Finally, let’s create a test for the following resource:

service 'httpd' do
  action [:start, :enable]

Create a default_spec.rb file inside my_first_cookbook\test\unit with this content:

describe 'my_first_cookbook::default' do
  let(:chef_run) { ChefSpec::SoloRunner.converge(described_recipe) }

  subject { chef_run }

  it { enable_service('httpd') }
  it { start_service('httpd') }

It looks remarkably like English, doesn’t it? We are describing my_first_cookbok´s default recipe. We are simulating a node’s convergence by faking a chef_run, i.e., faking Chef’s execution of a recipe on a node. We are also telling ChefSpec that the subject of our test is the chef_run. We close the description by telling that we are expecting that the chef_run enabled and started the httpd service upon the convergence.

It is important to note that enable_service and start_service are matchers defined by ChefSpec. They are the ones that allow us to assert facts about the recipe’s execution. As always, we can define our own custom matchers, but ChefSpec already includes the most common ones.

If we execute chef exec rake, we’ll get this output:

  should enable service "httpd"
  should start service "httpd"

Finished in 0.0803 seconds (files took 6.42 seconds to load)
2 examples, 0 failures

ChefSpec Coverage report generated...

  Total Resources:   3
  Touched Resources: 1
  Touch Coverage:    33.33%

Untouched Resources:

  package[httpd]                     my_first_cookbook/recipes/default.rb:1
  file[/var/www/html/index.html]     my_first_cookbook/recipes/default.rb:7

You’ll notice that at the start of the output we have English-like sentences. They are directly derived from the tests and can be seen as a specification of what the recipe is supposed to do.

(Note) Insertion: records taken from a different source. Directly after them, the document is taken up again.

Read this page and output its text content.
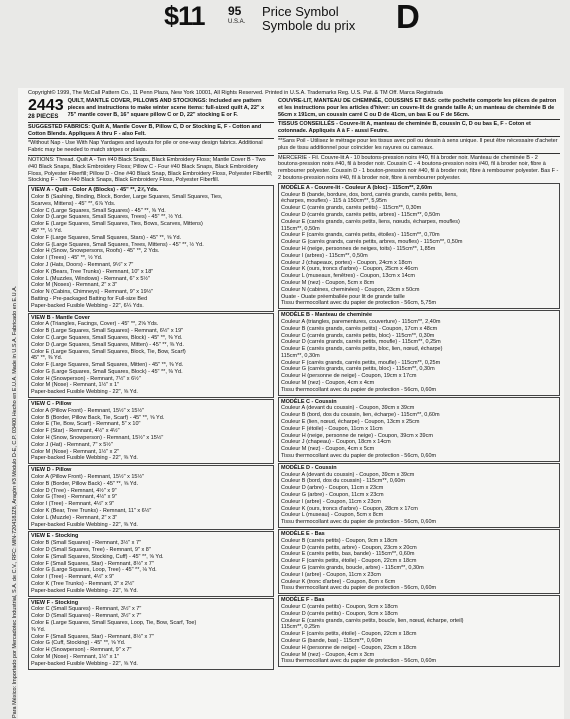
$11 95
U.S.A.
Price Symbol
Symbole du prix D
Para México: Importado por Mercadotec Industrial, S.A. de C.V., RFC: MIN-720418JZ8, Aragón #3 Módulo D-E, C.P. 03400 Hecho en E.U.A. Made in U.S.A. Fabricado en E.U.A.
Copyright© 1999, The McCall Pattern Co., 11 Penn Plaza, New York 10001, All Rights Reserved. Printed in U.S.A. Trademarks Reg. U.S. Pat. & TM Off. Marca Registrada
2443
28 PIECES
QUILT, MANTLE COVER, PILLOWS AND STOCKINGS: Included are pattern pieces and instructions to make winter scene items: full-sized quilt A, 22" x 75" mantle cover B, 16" square pillow C or D, 22" stocking E or F.
SUGGESTED FABRICS: Quilt A, Mantle Cover B, Pillow C, D or Stocking E, F - Cotton and Cotton Blends. Appliques A thru F - also Felt.
*Without Nap - Use With Nap Yardages and layouts for pile or one-way design fabrics. Additional Fabric may be needed to match stripes or plaids.
NOTIONS: Thread. Quilt A - Ten #40 Black Snaps, Black Embroidery Floss; Mantle Cover B - Two #40 Black Snaps, Black Embroidery Floss; Pillow C - Four #40 Black Snaps, Black Embroidery Floss, Polyester Fiberfill; Pillow D - One #40 Black Snap, Black Embroidery Floss, Polyester Fiberfill; Stocking F - Two #40 Black Snaps, Black Embroidery Floss, Polyester Fiberfill.
VIEW A - Quilt - Color A (Blocks) - 45" **, 2⅞ Yds.
Color B (Sashing, Binding, Block, Border, Large Squares, Small Squares, Ties,
Scarves, Mittens) - 45" **, 6⅞ Yds.
Color C (Large Squares, Small Squares) - 45" **, ⅝ Yd.
Color D (Large Squares, Small Squares, Trees) - 45" **, ½ Yd.
Color E (Large Squares, Small Squares, Ties, Bows, Scarves, Mittens)
45" **, ½ Yd.
Color F (Large Squares, Small Squares, Stars) - 45" **, ⅝ Yd.
Color G (Large Squares, Small Squares, Trees, Mittens) - 45" **, ½ Yd.
Color H (Snow, Snowpersons, Roofs) - 45" **, 2 Yds.
Color I (Trees) - 45" **, ½ Yd.
Color J (Hats, Doors) - Remnant, 9½" x 7"
Color K (Bears, Tree Trunks) - Remnant, 10" x 18"
Color L (Muzzles, Windows) - Remnant, 6" x 5½"
Color M (Noses) - Remnant, 2" x 3"
Color N (Cabins, Chimneys) - Remnant, 9" x 19½"
Batting - Pre-packaged Batting for Full-size Bed
Paper-backed Fusible Webbing - 22", 6¼ Yds.
VIEW B - Mantle Cover
Color A (Triangles, Facings, Cover) - 45" **, 2⅝ Yds.
Color B (Large Squares, Small Squares) - Remnant, 6½" x 19"
Color C (Large Squares, Small Squares, Block) - 45" **, ⅜ Yd.
Color D (Large Squares, Small Squares, Mitten) - 45" **, ⅜ Yd.
Color E (Large Squares, Small Squares, Block, Tie, Bow, Scarf)
45" **, ⅜ Yd.
Color F (Large Squares, Small Squares, Mitten) - 45" **, ⅜ Yd.
Color G (Large Squares, Small Squares, Block) - 45" **, ⅜ Yd.
Color H (Snowperson) - Remnant, 7½" x 6½"
Color M (Nose) - Remnant, 1½" x 1"
Paper-backed Fusible Webbing - 22", ⅝ Yd.
VIEW C - Pillow
Color A (Pillow Front) - Remnant, 15½" x 15½"
Color B (Border, Pillow Back, Tie, Scarf) - 45" **, ⅝ Yd.
Color E (Tie, Bow, Scarf) - Remnant, 5" x 10"
Color F (Star) - Remnant, 4½" x 4½"
Color H (Snow, Snowperson) - Remnant, 15½" x 15½"
Color J (Hat) - Remnant, 7" x 5½"
Color M (Nose) - Remnant, 1½" x 2"
Paper-backed Fusible Webbing - 22", ⅜ Yd.
VIEW D - Pillow
Color A (Pillow Front) - Remnant, 15½" x 15½"
Color B (Border, Pillow Back) - 45" **, ⅝ Yd.
Color D (Tree) - Remnant, 4½" x 9"
Color G (Tree) - Remnant, 4½" x 9"
Color I (Tree) - Remnant, 4½" x 9"
Color K (Bear, Tree Trunks) - Remnant, 11" x 6½"
Color L (Muzzle) - Remnant, 2" x 3"
Paper-backed Fusible Webbing - 22", ⅜ Yd.
VIEW E - Stocking
Color B (Small Squares) - Remnant, 3½" x 7"
Color D (Small Squares, Tree) - Remnant, 9" x 8"
Color E (Small Squares, Stocking, Cuff) - 45" **, ⅝ Yd.
Color F (Small Squares, Star) - Remnant, 8½" x 7"
Color G (Large Squares, Loop, Tree) - 45" **, ⅛ Yd.
Color I (Tree) - Remnant, 4½" x 9"
Color K (Tree Trunks) - Remnant, 3" x 2½"
Paper-backed Fusible Webbing - 22", ⅝ Yd.
VIEW F - Stocking
Color C (Small Squares) - Remnant, 3½" x 7"
Color D (Small Squares) - Remnant, 3½" x 7"
Color E (Large Squares, Small Squares, Loop, Tie, Bow, Scarf, Toe)
⅜ Yd.
Color F (Small Squares, Star) - Remnant, 8½" x 7"
Color G (Cuff, Stocking) - 45" **, ⅝ Yd.
Color H (Snowperson) - Remnant, 9" x 7"
Color M (Nose) - Remnant, 1½" x 1"
Paper-backed Fusible Webbing - 22", ⅝ Yd.
COUVRE-LIT, MANTEAU DE CHEMINÉE, COUSSINS ET BAS: cette pochette comporte les pièces de patron et les instructions pour les articles d'hiver: un couvre-lit de grande taille A; un manteau de cheminée B de 56cm x 191cm, un coussin carré C ou D de 41cm, un bas E ou F de 56cm.
TISSUS CONSEILLÉS - Couvre-lit A, manteau de cheminée B, coussin C, D ou bas E, F - Coton et cotonnade. Appliqués A à F - aussi Feutre.
**Sans Poil - Utilisez le métrage pour les tissus avec poil ou dessin à sens unique. Il peut être nécessaire d'acheter plus de tissu additionnel pour coïncider les rayures ou carreaux.
MERCERIE - Fil. Couvre-lit A - 10 boutons-pression noirs #40, fil à broder noir. Manteau de cheminée B - 2 boutons-pression noirs #40, fil à broder noir. Coussin C - 4 boutons-pression noirs #40, fil à broder noir, fibre à rembourrer polyester. Coussin D - 1 bouton-pression noir #40, fil à broder noir, fibre à rembourrer polyester. Bas F - 2 boutons-pression noirs #40, fil à broder noir, fibre à rembourrer polyester.
MODÈLE A - Couvre-lit - Couleur A (bloc) - 115cm**, 2,60m
Couleur B (bande, bordure, dos, bord, carrés grands, carrés petits, liens,
écharpes, moufles) - 115 à 150cm**, 5,95m
Couleur C (carrés grands, carrés petits) - 115cm**, 0,30m
Couleur D (carrés grands, carrés petits, arbres) - 115cm**, 0,50m
Couleur E (carrés grands, carrés petits, liens, nœuds, écharpes, moufles)
115cm**, 0,50m
Couleur F (carrés grands, carrés petits, étoiles) - 115cm**, 0,70m
Couleur G (carrés grands, carrés petits, arbres, moufles) - 115cm**, 0,50m
Couleur H (neige, personnes de neiges, toits) - 115cm**, 1,85m
Couleur I (arbres) - 115cm**, 0,50m
Couleur J (chapeaux, portes) - Coupon, 24cm x 18cm
Couleur K (ours, troncs d'arbre) - Coupon, 25cm x 46cm
Couleur L (museaux, fenêtres) - Coupon, 13cm x 14cm
Couleur M (nez) - Coupon, 5cm x 8cm
Couleur N (cabines, cheminées) - Coupon, 23cm x 50cm
Ouate - Ouate préemballée pour lit de grande taille
Tissu thermocollant avec du papier de protection - 56cm, 5,75m
MODÈLE B - Manteau de cheminée
Couleur A (triangles, parementures, couverture) - 115cm**, 2,40m
Couleur B (carrés grands, carrés petits) - Coupon, 17cm x 48cm
Couleur C (carrés grands, carrés petits, bloc) - 115cm**, 0,30m
Couleur D (carrés grands, carrés petits, moufle) - 115cm**, 0,25m
Couleur E (carrés grands, carrés petits, bloc, lien, nœud, écharpe)
115cm**, 0,30m
Couleur F (carrés grands, carrés petits, moufle) - 115cm**, 0,25m
Couleur G (carrés grands, carrés petits, bloc) - 115cm**, 0,30m
Couleur H (personne de neige) - Coupon, 19cm x 17cm
Couleur M (nez) - Coupon, 4cm x 4cm
Tissu thermocollant avec du papier de protection - 56cm, 0,60m
MODÈLE C - Coussin
Couleur A (devant du coussin) - Coupon, 39cm x 39cm
Couleur B (bord, dos du coussin, lien, écharpe) - 115cm**, 0,60m
Couleur E (lien, nœud, écharpe) - Coupon, 13cm x 25cm
Couleur F (étoile) - Coupon, 11cm x 11cm
Couleur H (neige, personne de neige) - Coupon, 39cm x 39cm
Couleur J (chapeau) - Coupon, 18cm x 14cm
Couleur M (nez) - Coupon, 4cm x 5cm
Tissu thermocollant avec du papier de protection - 56cm, 0,60m
MODÈLE D - Coussin
Couleur A (devant du coussin) - Coupon, 39cm x 39cm
Couleur B (bord, dos du coussin) - 115cm**, 0,60m
Couleur D (arbre) - Coupon, 11cm x 23cm
Couleur G (arbre) - Coupon, 11cm x 23cm
Couleur I (arbre) - Coupon, 11cm x 23cm
Couleur K (ours, troncs d'arbre) - Coupon, 28cm x 17cm
Couleur L (museau) - Coupon, 5cm x 8cm
Tissu thermocollant avec du papier de protection - 56cm, 0,60m
MODÈLE E - Bas
Couleur B (carrés petits) - Coupon, 9cm x 18cm
Couleur D (carrés petits, arbre) - Coupon, 23cm x 20cm
Couleur E (carrés petits, bas, bande) - 115cm**, 0,60m
Couleur F (carrés petits, étoile) - Coupon, 22cm x 18cm
Couleur G (carrés grands, boucle, arbre) - 115cm**, 0,30m
Couleur I (arbre) - Coupon, 11cm x 23cm
Couleur K (tronc d'arbre) - Coupon, 8cm x 6cm
Tissu thermocollant avec du papier de protection - 56cm, 0,60m
MODÈLE F - Bas
Couleur C (carrés petits) - Coupon, 9cm x 18cm
Couleur D (carrés petits) - Coupon, 9cm x 18cm
Couleur E (carrés grands, carrés petits, boucle, lien, nœud, écharpe, orteil)
115cm**, 0,25m
Couleur F (carrés petits, étoile) - Coupon, 22cm x 18cm
Couleur G (bande, bas) - 115cm**, 0,60m
Couleur H (personne de neige) - Coupon, 23cm x 18cm
Couleur M (nez) - Coupon, 4cm x 3cm
Tissu thermocollant avec du papier de protection - 56cm, 0,60m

Due to the way Chef works internally, it is not possible to use regular code coverage tools as Seth Vargo, ChefSpec’s author explains. So ChefSpec provides something a bit less exhaustive: resource coverage. We see from the output that the recipe contains three resources, but the tests only touched one. How much coverage is enough? Try to reach at least 80%.

Our cookbook in the real world

Ok, it’s time to exercise our recipe in the real world and do some integration testing. This kind of testing should not find a lot of surprises, if two conditions are met. First, we know how the resources our recipes are using behave in the platform we’re targeting. Second, we’ve written a good set of ChefSpec tests, meaning they cover all the different configuration scenarios our recipes are supposed to handle. With integration testing, running times get an order of magnitude slower, so the more we can do at the unit testing level, the better. But integration testing is where the rubber hits the road. Integration testing allows us to exercise our recipes against real (ok, most likely virtual…) machines.

Integration testing significantly increases the complexity of our infrastructure. Which operating systems do we have to support? Do we support Linux and Windows? Where are our nodes? In the cloud (AWS, Digital Ocean, Azure)? On-premises (e.g.: managed by VMWare’s vSphere)? How many server roles do we have? It quickly gets very complicated.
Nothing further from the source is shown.